Numerical analysis of flow heat transfer characteristics and optimization of double-layered microchannel heat sinks with different structures

Abstract

This paper proposes a novel double-layered microchannel heat sink (TMC-ORTC), specifically, the upper layer consisted of a truncated rectangular microchannel, while the lower layer features a microchannel that combines trapezoidal cavity with oval rib. The flow and heat transfer characteristics of 8 distinct configurations of double-layer microchannel heat sinks (DL-MCHSs) are investigated through numerical simulations at Reynolds numbers (Re) ranging from 150 to 950. Various performance parameters, including pressure drop, friction coefficient, thermal resistance, average Nusselt number (Nu), temperature uniformity, entropy production and heat transfer enhancement factor, are analyzed respectively. The structural parameters of TMC-ORTC are optimized by multi-objective genetic algorithm with thermal resistance, pumping power and temperature uniformity as optimization objectives.

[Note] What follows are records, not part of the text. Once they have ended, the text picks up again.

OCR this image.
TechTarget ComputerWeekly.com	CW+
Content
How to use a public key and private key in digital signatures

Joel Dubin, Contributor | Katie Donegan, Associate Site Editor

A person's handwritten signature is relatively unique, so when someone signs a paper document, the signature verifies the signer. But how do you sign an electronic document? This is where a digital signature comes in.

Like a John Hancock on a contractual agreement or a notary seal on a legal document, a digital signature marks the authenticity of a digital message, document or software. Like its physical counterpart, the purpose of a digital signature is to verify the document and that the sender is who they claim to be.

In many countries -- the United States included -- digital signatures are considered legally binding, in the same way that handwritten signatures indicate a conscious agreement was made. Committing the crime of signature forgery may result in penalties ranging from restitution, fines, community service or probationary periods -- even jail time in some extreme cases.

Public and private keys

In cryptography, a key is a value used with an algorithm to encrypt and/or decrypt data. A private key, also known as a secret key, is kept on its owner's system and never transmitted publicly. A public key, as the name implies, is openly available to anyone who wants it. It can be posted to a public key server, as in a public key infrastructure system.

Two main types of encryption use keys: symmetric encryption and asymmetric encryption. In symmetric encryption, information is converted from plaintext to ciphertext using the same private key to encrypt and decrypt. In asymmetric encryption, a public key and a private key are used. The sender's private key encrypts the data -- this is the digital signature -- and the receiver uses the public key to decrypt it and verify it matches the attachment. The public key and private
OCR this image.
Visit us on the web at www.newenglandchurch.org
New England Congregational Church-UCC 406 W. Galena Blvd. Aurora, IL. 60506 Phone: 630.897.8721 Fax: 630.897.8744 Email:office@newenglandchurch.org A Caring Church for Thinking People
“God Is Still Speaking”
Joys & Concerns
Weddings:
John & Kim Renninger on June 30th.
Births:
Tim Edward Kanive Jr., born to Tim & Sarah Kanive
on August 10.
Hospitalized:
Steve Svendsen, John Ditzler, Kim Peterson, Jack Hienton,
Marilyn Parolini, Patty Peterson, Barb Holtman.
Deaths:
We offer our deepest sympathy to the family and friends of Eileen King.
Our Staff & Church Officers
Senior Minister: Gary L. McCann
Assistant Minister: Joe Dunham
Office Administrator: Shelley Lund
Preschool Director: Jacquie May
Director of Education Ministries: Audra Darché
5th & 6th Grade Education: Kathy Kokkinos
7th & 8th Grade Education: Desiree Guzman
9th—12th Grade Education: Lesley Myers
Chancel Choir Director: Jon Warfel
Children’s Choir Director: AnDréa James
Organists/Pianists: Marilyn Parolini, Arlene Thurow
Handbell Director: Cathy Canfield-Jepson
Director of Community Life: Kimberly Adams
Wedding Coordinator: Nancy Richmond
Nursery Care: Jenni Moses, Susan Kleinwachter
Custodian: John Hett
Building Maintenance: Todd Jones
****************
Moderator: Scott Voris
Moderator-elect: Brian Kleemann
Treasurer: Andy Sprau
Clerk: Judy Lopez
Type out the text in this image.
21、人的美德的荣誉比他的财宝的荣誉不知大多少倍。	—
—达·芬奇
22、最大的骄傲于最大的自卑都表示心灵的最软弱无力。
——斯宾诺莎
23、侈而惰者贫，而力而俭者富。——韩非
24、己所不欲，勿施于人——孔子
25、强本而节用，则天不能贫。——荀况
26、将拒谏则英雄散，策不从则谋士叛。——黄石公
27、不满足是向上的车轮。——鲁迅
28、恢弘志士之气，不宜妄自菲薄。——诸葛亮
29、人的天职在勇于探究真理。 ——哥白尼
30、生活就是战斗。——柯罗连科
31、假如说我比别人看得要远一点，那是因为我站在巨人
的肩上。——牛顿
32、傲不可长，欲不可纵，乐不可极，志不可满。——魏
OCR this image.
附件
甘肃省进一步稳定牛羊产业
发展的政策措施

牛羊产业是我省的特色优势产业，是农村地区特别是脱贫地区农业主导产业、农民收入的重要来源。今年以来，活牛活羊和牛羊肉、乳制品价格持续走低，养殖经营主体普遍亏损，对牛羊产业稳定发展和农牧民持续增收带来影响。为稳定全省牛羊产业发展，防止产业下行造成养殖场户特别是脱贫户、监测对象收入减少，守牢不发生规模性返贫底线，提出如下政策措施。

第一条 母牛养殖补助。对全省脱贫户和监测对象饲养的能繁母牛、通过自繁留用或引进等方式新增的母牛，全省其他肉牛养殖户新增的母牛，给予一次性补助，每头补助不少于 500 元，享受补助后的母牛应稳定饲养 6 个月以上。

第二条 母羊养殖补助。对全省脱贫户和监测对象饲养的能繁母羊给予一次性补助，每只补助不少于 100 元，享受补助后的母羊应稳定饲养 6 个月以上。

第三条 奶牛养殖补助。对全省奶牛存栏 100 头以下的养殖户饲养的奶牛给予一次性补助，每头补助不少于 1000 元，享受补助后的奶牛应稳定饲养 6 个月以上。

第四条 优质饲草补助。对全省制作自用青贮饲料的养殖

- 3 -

The results indicate that the combination of cavity and rib microchannel leverages the benefits of ribs to enhance fluid disturbance and heat transfer, while cavities serve to increase the flow area within the microchannel and reduce pressure drop. Among all the DL-MCHSs studied in this paper, compared with the single arrangement of cavity or rib structure within the microchannel, the combination of cavity and rib structure results in a more pronounced enhancement of the flow and heat transfer performance of the DL-MCHS. The TMC-ORTC outperforms other microchannel heat sinks (MCHSs) in comprehensive performance. When Re = 895.69, compared with the traditional double-layered rectangular microchannel heat sinks (MC-MC), the average Nusselt number of TMC-ORTC has increased by 121.67 %, the temperature uniformity is increased by 81.7 %, the maximum heat transfer enhancement factor is 1.899, the minimum value of augmentation entropy generation number (Ns,a) is 0.89. The optimization results show that when the width of oval rib (Wr) is 0.056 mm and the truncated length of the upper microchannel (Lx) is 1.494 mm, the comprehensive performance of TMC-ORTC is the best.